The Executive branch, while extremely powerful, is not dictatorial. Certainly there is a lot of heft in what Barack can do but he barely got the very popular Violence Against Women Act passed. 31 male Republican Senators voted against what should be a no-brainer extension of a bill that was passed to provide:
“Community violence prevention programs
Protections for victims who are evicted from their homes because of events related to domestic violence or stalking
Funding for victim assistance services, like rape crisis centers and hotlines
Programs to meet the needs of immigrant women and women of different races or ethnicities
Programs and services for victims with disabilities
Legal aid for survivors of violence”—(thank you Wikipedia).

Objections for reasons that can be addressed later (same sex protections, temporary visas for illegal immigrants) aside, there is no excuse to deny funding and federal support for laws such as this—unless the objections are fiscal, because the government definitely has a big deficit. In that case all measures to reduce expenditures and increase revenue should be looked at. Right Mr. Lowry? “[The Buffet Rule] would ensure that the very wealthy (like Mitt Romney) no longer benefit from the favorable tax treatment of capital gains and investment (like Mitt Romney) to pay a lower federal income tax rate than middle-income tax-payers.” Yeah, that’s some logic, let’s generate a little revenue and work our way closer to a pragmatic tax code! Glad you agree.
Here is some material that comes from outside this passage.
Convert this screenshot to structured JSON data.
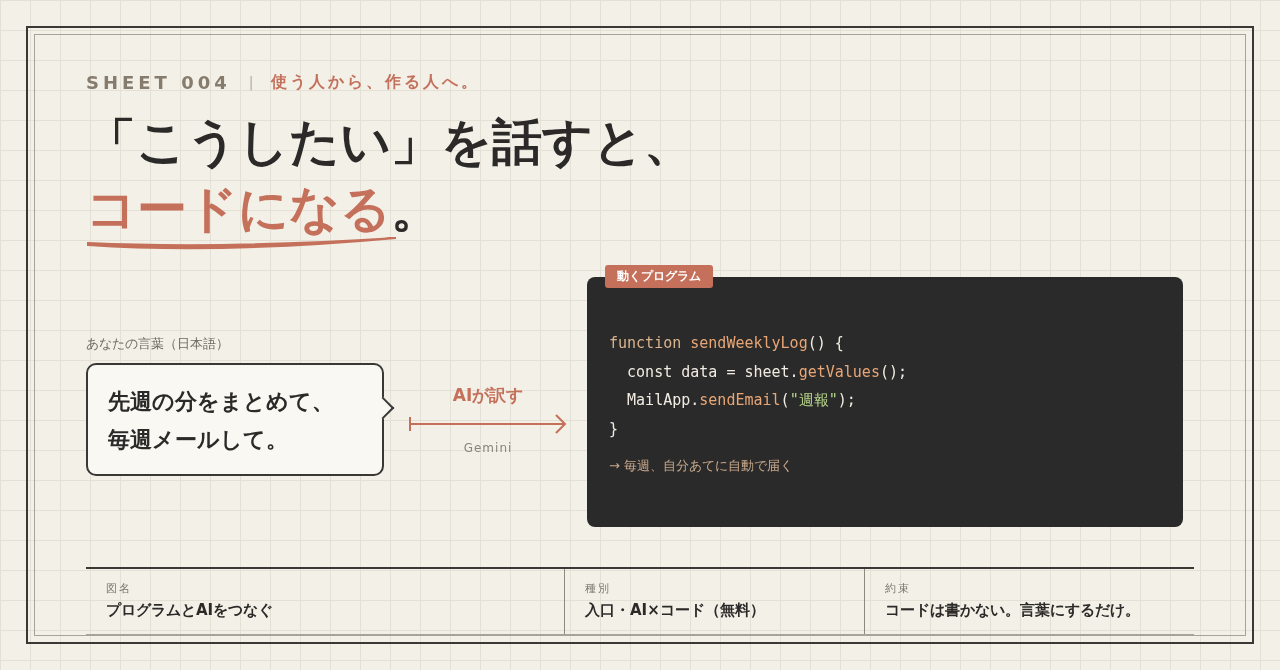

“This is very clever—and very silly.” Or not. Ok, continue, what do you mean by silly? “The deficit last year was $1.3 trillion. With the Buffet rule in place, it would have been $1.295 trillion.” $4.7 billion must be too paltry a sum to really address any issues realistically. Mr. Lowry has a bit of a point; the military alone costs over 100 times that per year and the little bit raised by the Buffet Rule would put only a small dent in the deficit. But isn’t that important? Isn’t the inherently slow and hard to steer nature of American government about trade-offs and tempered legislation with a bipartisan bent? Are closing tax loopholes—however symbolic or politically motivated—good or not? According to Mr. Lowry the answer is no. “[Obama] offers no major reforms in taxes or entitlements, no new stimulus, no departures whatsoever.” The Buffet Rule may be small but it would be a reform.

And Obama may be “obsessed with the marginalia of green energy,” but it does constitute an entitlement and a stimulus. Speaking of stimulus, it is patently unfair to accuse the President of not encouraging more spending when just sentences previously Mr. Lowry was accusing the President of not doing enough about the deficit. Even though green energy may be “prone to bust unless the subsidies keep on rolling” that doesn’t make it the exclusive bastion of government funding prone to “bust.” How about cattle ranchers in California who received over $200 million in government subsidies in 2010? Certainly no one rails against their elevated stature in government despite the high environmental, health, and economic costs of raising cattle in what is essentially a desert.